High-throughput optical coherence tomography at 800 nm

We report high-throughput optical coherence tomography (OCT) that offers 1,000 times higher axial scan rate than conventional OCT in the 800 nm spectral range. This is made possible by employing photonic time-stretch for chirping a pulse train and transforming it into a passive swept source. We demonstrate a record high axial scan rate of 90.9 MHz. To show the utility of our method, we also demonstrate real-time observation of laser ablation dynamics. Our high-throughput OCT is expected to be useful for industrial applications where the speed of conventional OCT falls short.

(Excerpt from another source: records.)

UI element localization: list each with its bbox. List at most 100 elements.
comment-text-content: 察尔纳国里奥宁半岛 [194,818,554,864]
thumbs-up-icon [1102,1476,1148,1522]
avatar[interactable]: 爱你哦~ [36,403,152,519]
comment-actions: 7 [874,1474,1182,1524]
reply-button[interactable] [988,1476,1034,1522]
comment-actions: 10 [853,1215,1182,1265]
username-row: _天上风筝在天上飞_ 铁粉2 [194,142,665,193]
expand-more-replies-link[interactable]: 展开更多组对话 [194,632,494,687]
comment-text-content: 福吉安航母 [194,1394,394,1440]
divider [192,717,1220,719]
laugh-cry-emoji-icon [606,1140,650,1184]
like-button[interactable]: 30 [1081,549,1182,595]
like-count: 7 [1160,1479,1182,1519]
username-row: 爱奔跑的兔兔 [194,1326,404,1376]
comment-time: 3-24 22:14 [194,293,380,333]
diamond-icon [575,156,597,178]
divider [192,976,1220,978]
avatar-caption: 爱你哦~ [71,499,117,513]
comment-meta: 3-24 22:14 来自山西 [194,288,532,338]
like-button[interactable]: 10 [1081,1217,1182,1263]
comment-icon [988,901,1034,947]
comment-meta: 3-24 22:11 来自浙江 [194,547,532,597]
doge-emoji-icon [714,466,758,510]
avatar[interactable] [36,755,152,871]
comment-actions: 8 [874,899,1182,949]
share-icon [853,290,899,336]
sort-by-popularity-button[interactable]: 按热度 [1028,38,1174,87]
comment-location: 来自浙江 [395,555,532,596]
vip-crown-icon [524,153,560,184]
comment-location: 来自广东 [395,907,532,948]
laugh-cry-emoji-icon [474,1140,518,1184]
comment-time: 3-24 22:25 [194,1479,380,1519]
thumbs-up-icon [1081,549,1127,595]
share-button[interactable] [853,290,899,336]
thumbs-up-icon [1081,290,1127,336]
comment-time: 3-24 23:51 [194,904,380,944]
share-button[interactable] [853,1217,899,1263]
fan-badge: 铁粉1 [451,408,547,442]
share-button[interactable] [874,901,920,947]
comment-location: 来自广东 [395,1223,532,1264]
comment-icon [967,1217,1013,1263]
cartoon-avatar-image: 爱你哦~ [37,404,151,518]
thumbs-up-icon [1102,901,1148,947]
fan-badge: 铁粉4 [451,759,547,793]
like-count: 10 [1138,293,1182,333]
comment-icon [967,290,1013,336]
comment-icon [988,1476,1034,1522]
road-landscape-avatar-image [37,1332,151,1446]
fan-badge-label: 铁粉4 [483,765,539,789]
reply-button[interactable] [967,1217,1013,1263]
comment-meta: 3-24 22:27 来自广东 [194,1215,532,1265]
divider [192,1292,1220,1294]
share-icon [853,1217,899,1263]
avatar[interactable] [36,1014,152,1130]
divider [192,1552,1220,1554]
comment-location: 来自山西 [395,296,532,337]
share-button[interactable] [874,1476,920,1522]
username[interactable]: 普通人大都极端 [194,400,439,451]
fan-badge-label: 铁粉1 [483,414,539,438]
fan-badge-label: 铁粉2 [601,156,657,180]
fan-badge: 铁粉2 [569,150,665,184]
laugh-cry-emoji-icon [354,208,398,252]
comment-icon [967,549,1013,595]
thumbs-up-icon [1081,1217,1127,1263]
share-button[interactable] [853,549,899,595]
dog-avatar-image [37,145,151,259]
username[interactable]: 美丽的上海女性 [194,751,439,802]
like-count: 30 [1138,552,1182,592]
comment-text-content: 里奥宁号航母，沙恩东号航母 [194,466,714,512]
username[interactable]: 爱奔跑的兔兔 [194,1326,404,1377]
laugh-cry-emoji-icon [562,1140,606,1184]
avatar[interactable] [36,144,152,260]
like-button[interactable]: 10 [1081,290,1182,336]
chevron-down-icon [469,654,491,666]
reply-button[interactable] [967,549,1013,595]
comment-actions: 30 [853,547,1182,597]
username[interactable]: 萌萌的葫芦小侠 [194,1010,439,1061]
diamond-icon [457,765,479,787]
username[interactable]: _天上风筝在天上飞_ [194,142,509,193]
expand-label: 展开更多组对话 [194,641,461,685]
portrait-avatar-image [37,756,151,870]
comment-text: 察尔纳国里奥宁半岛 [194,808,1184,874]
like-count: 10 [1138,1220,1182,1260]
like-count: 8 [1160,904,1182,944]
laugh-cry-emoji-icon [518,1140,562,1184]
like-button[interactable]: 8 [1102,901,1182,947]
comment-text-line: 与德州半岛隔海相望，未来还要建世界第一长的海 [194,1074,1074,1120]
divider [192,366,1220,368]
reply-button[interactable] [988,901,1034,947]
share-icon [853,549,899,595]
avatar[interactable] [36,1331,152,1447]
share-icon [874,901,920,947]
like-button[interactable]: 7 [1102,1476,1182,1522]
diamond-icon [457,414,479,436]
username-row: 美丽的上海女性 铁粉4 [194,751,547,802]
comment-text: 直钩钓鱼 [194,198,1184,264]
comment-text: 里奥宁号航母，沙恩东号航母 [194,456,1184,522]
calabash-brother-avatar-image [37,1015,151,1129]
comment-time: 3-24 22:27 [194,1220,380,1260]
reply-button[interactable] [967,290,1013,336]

Real-time optical reflectometry enabled by amplified dispersive Fourier transformation

The axial scan rate of optical frequency-domain reflectometry and optical coherence tomography can be increased to megahertz frequencies by dispersive Fourier transformation. However, the fundamental connection between dispersion and loss creates a trade-off between detection sensitivity and acquisition speed. Here we circumvent this predicament by using distributed Raman postamplification of the reflection from the sample. The Raman amplification enables measurement of weak signals, which are otherwise buried in detector noise. It extends the depth range without sacrificing the acquisition speed. Single-shot imaging with improved sensitivity at an axial scan rate of 36.6MHz is demonstrated.